Buffalo Wild Wings reports its quarterly results this week, when it should have more to say about whether it wants to dump most of the restaurants it owns to franchisees. A vocal critic among its investors seems to think doing that is a no-brainer.

In fact a transition like this could only look like an easy call to somebody who has never tried it. That is not making itself a different restaurant company, it is making itself a different business. Of course, sometimes trying for a dramatic transformation doesn't go that well.

The activist investor pushing this refranchise idea is Mick McGuire of Marcato Capital Management, a San Francisco-based fund manager. At last count, Marcato and affiliates owned about 5.2 percent of Buffalo Wild Wings' stock.

McGuire has suggested quite a few things for the to-do list of Buffalo Wild Wings CEO Sally Smith, but his core argument in a presentation attached to securities filing was insisting the company have nine out of 10 of its locations owned by franchisees by 2020.

Golden Valley-based ­Buffalo Wild Wings right now is more of a hybrid. As of last quarter, the company owned about 600 Buffalo Wild Wings restaurants and some taco and pizza restaurants, too. Nearly 600 more Buffalo Wild Wings locations were owned by its franchisees.

It is important to note Marcato isn't talking about changing much but the financial structure. Why? Building a typical Buffalo Wild Wings restaurant takes maybe $2.3 million in capital. Signing up a franchisee to open a new unit takes approximately 0 dollars in additional capital.

In effect, Marcato is arguing that most of the value in a restaurant company like Buffalo Wild Wings isn't the money that can be made selling beer and chicken wings to customers in a building.
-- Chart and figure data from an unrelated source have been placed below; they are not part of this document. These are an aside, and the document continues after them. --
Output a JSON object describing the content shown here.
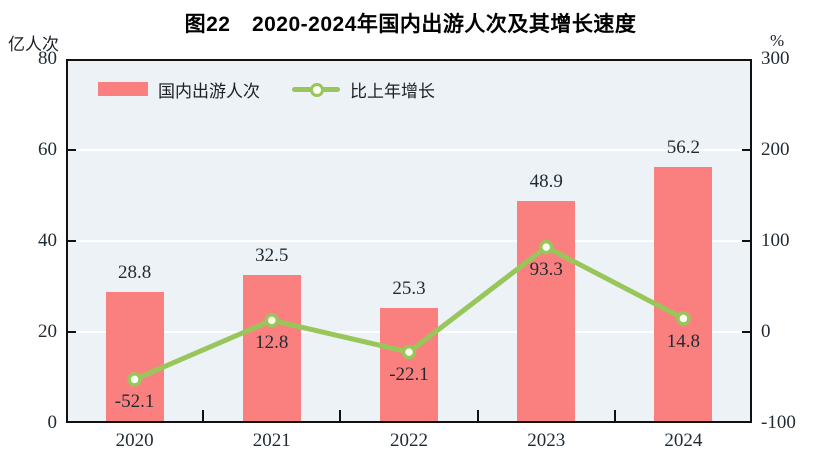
{
  "title": "图22　2020-2024年国内出游人次及其增长速度",
  "left_axis_unit": "亿人次",
  "right_axis_unit": "%",
  "legend": {
    "bar_label": "国内出游人次",
    "line_label": "比上年增长"
  },
  "colors": {
    "bar": "#FA8080",
    "line": "#98C65A",
    "marker_fill": "#FDFEF4",
    "plot_bg": "#ECF2F5",
    "grid": "#FFFFFF",
    "axis": "#111111",
    "text": "#1F2A33"
  },
  "chart_data": {
    "type": "bar",
    "subtype": "bar+line dual axis",
    "title": "图22 2020-2024年国内出游人次及其增长速度",
    "categories": [
      "2020",
      "2021",
      "2022",
      "2023",
      "2024"
    ],
    "series": [
      {
        "name": "国内出游人次",
        "type": "bar",
        "axis": "left",
        "values": [
          28.8,
          32.5,
          25.3,
          48.9,
          56.2
        ],
        "labels": [
          "28.8",
          "32.5",
          "25.3",
          "48.9",
          "56.2"
        ]
      },
      {
        "name": "比上年增长",
        "type": "line",
        "axis": "right",
        "values": [
          -52.1,
          12.8,
          -22.1,
          93.3,
          14.8
        ],
        "labels": [
          "-52.1",
          "12.8",
          "-22.1",
          "93.3",
          "14.8"
        ]
      }
    ],
    "left_axis": {
      "unit": "亿人次",
      "min": 0,
      "max": 80,
      "ticks": [
        0,
        20,
        40,
        60,
        80
      ],
      "tick_labels": [
        "0",
        "20",
        "40",
        "60",
        "80"
      ]
    },
    "right_axis": {
      "unit": "%",
      "min": -100,
      "max": 300,
      "ticks": [
        -100,
        0,
        100,
        200,
        300
      ],
      "tick_labels": [
        "-100",
        "0",
        "100",
        "200",
        "300"
      ]
    },
    "grid": true,
    "legend_position": "top-left inside plot"
  }
}
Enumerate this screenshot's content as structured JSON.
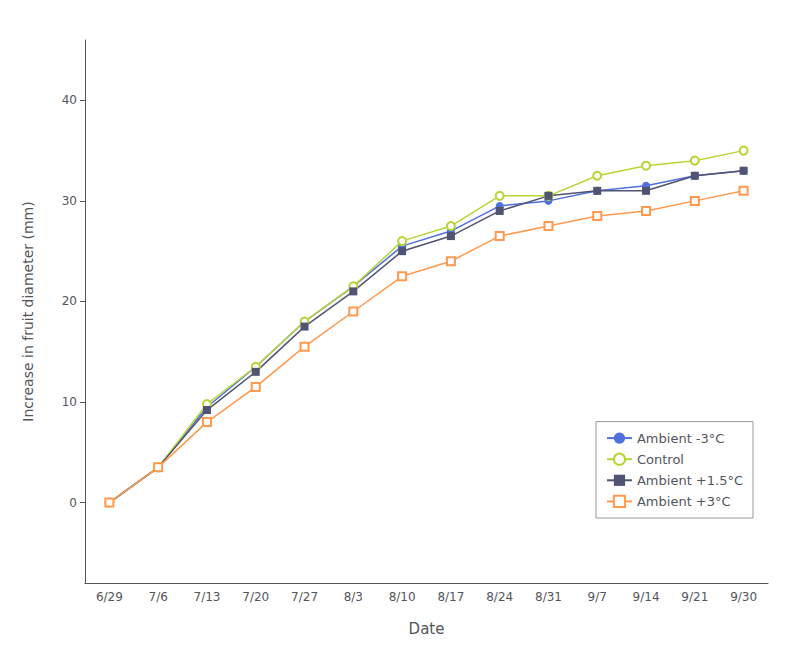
{
  "chart_data": {
    "type": "line",
    "xlabel": "Date",
    "ylabel": "Increase in fruit diameter (mm)",
    "categories": [
      "6/29",
      "7/6",
      "7/13",
      "7/20",
      "7/27",
      "8/3",
      "8/10",
      "8/17",
      "8/24",
      "8/31",
      "9/7",
      "9/14",
      "9/21",
      "9/30"
    ],
    "series": [
      {
        "name": "Ambient -3°C",
        "marker": "circle",
        "line_style": "solid",
        "values": [
          0,
          3.5,
          9.5,
          13.5,
          18.0,
          21.5,
          25.5,
          27.0,
          29.5,
          30.0,
          31.0,
          31.5,
          32.5,
          33.0
        ]
      },
      {
        "name": "Control",
        "marker": "open_circle",
        "line_style": "solid",
        "values": [
          0,
          3.5,
          9.8,
          13.5,
          18.0,
          21.5,
          26.0,
          27.5,
          30.5,
          30.5,
          32.5,
          33.5,
          34.0,
          35.0
        ]
      },
      {
        "name": "Ambient +1.5°C",
        "marker": "square",
        "line_style": "solid",
        "values": [
          0,
          3.5,
          9.2,
          13.0,
          17.5,
          21.0,
          25.0,
          26.5,
          29.0,
          30.5,
          31.0,
          31.0,
          32.5,
          33.0
        ]
      },
      {
        "name": "Ambient +3°C",
        "marker": "open_square",
        "line_style": "solid",
        "values": [
          0,
          3.5,
          8.0,
          11.5,
          15.5,
          19.0,
          22.5,
          24.0,
          26.5,
          27.5,
          28.5,
          29.0,
          30.0,
          31.0
        ]
      }
    ],
    "ylim": [
      -8,
      46
    ],
    "yticks": [
      0,
      10,
      20,
      30,
      40
    ],
    "grid": false,
    "legend": "lower right"
  }
}
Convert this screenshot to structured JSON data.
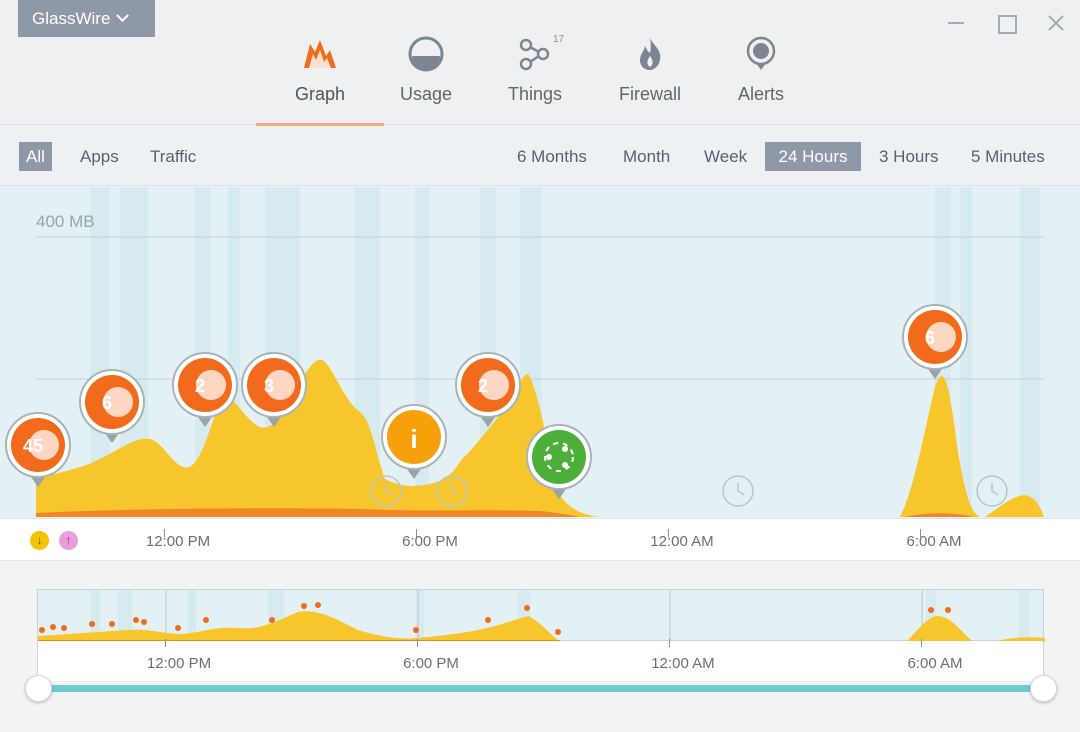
{
  "app": {
    "menu_label": "GlassWire"
  },
  "nav": {
    "tabs": [
      {
        "label": "Graph",
        "icon": "graph-icon",
        "active": true
      },
      {
        "label": "Usage",
        "icon": "usage-icon"
      },
      {
        "label": "Things",
        "icon": "things-icon",
        "badge": "17"
      },
      {
        "label": "Firewall",
        "icon": "firewall-icon"
      },
      {
        "label": "Alerts",
        "icon": "alerts-icon"
      }
    ]
  },
  "filters": {
    "view": [
      "All",
      "Apps",
      "Traffic"
    ],
    "view_selected": "All",
    "ranges": [
      "6 Months",
      "Month",
      "Week",
      "24 Hours",
      "3 Hours",
      "5 Minutes"
    ],
    "range_selected": "24 Hours"
  },
  "graph": {
    "ylabel": "400 MB",
    "time_labels": [
      "12:00 PM",
      "6:00 PM",
      "12:00 AM",
      "6:00 AM"
    ],
    "markers": [
      {
        "count": "45",
        "type": "alert"
      },
      {
        "count": "6",
        "type": "alert"
      },
      {
        "count": "2",
        "type": "alert"
      },
      {
        "count": "3",
        "type": "alert"
      },
      {
        "count": "i",
        "type": "info"
      },
      {
        "count": "2",
        "type": "alert"
      },
      {
        "count": "",
        "type": "network"
      },
      {
        "count": "6",
        "type": "alert"
      }
    ]
  },
  "overview": {
    "time_labels": [
      "12:00 PM",
      "6:00 PM",
      "12:00 AM",
      "6:00 AM"
    ]
  },
  "legend": {
    "download_symbol": "↓",
    "upload_symbol": "↑"
  },
  "colors": {
    "accent": "#f26b1d",
    "download": "#f5c400",
    "upload": "#ea9dd8",
    "slider": "#6fcbd0"
  }
}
The value is in the intangible assets like the name on the sign and an instantly recognizable look and feel.

The company charges franchisees for these intangible assets, $40,000 down plus 5 percent of sales and additional money for advertising costs. Marcato makes the point that collecting fees is a more predictable way to make money, too.

For example, if a competitor opens across the street and weekly sales dip 15 percent, that will reduce the franchise fee 15 percent. But that sales reduction might be enough to flip a restaurant from nicely profitable to losing money. Better that risk is borne by some independent business owner.

On a spreadsheet this makes some sense, so why hasn't the company already agreed to do it? Through a spokesman, executives declined the opportunity to talk about it, being just days away from an earnings announcement. But they have several good reasons for being cautious about this plan.

For starters, a quick look around finds examples of where the strategy worked fine and others where it did not. Nearly 10 years ago another company took over Applebee's with all the confidence in the world to "refranchise" the restaurants. It took nearly five years to find owners to take them all. The operating results have been mixed.

The juice retailer Jamba Inc. has more recently decided to do the same thing, buying into an "asset-light strategy" proposed by its activist shareholders. Its stock price has declined roughly 30 percent since January 2015 when the settlement with activists was announced.

Buffalo Wild Wings would likely find out what the Applebee's new owner did, that it is not easy to line up qualified owners to take over 500 or more restaurants. One challenge is that owning restaurants is no longer a business for mom-and-pops.

Back when the company was accepting new U.S. franchisees for its Buffalo Wild Wings brand, it required each restaurant location to have $750,000 of liquid assets and a net worth of at least $1.5 million. An operator had to commit to more than one location, too, and it is far more likely that franchise rights were sold for a whole market. Among other things, one franchise owner for a regional market area eliminates the risk that a single sloppy franchisee will have crabby employees serve terrible food, damaging the brand all over town.

Provided good operators with ample bank accounts can be enticed to bid for restaurants, a fair price has to be reached. Without the chance to discuss this with management it is a little hard to know what that is, but a rule of thumb suggests that a franchised operation is worth less than a restaurant company as a whole. That is, a dollar earned in a franchise location is worth less in the market than a dollar of earnings for the parent company.

Selling off restaurants, then, will be a little like a kid with a collection of 10 rare marbles worth $10, eager to raise money for a movie ticket, selling off the marbles one at a time for 75 cents each.

In addition to avoiding these challenges, the company also has a good argument that continuing to own and operate restaurants makes it a better restaurant innovator. It is dealing with the headaches of running a business, solving problems like hiring when the labor market is tightening, that leads to invention. In the last decade, only in 2009 did company-owned locations fail to beat the same-store sales growth figures of ­franchisees.

Finally, the firm can explain to shareholders that the perennial problem in business is not having too much capital, it is having too few good investment ideas. That is what explains the cash total of the S&P 500 members swelling to about $1.5 trillion.

Last year, Buffalo Wild Wings bought 41 franchised restaurants in one deal for about $160 million, a purchase price that seems steep. The company has a better story for investors by describing a typical deal. And typical means a new Buffalo Wild Wings that costs about $2.3 million to build, while the average unit generates just under $600,000 a year in cash earnings.

Why should it let only the franchisees make that money?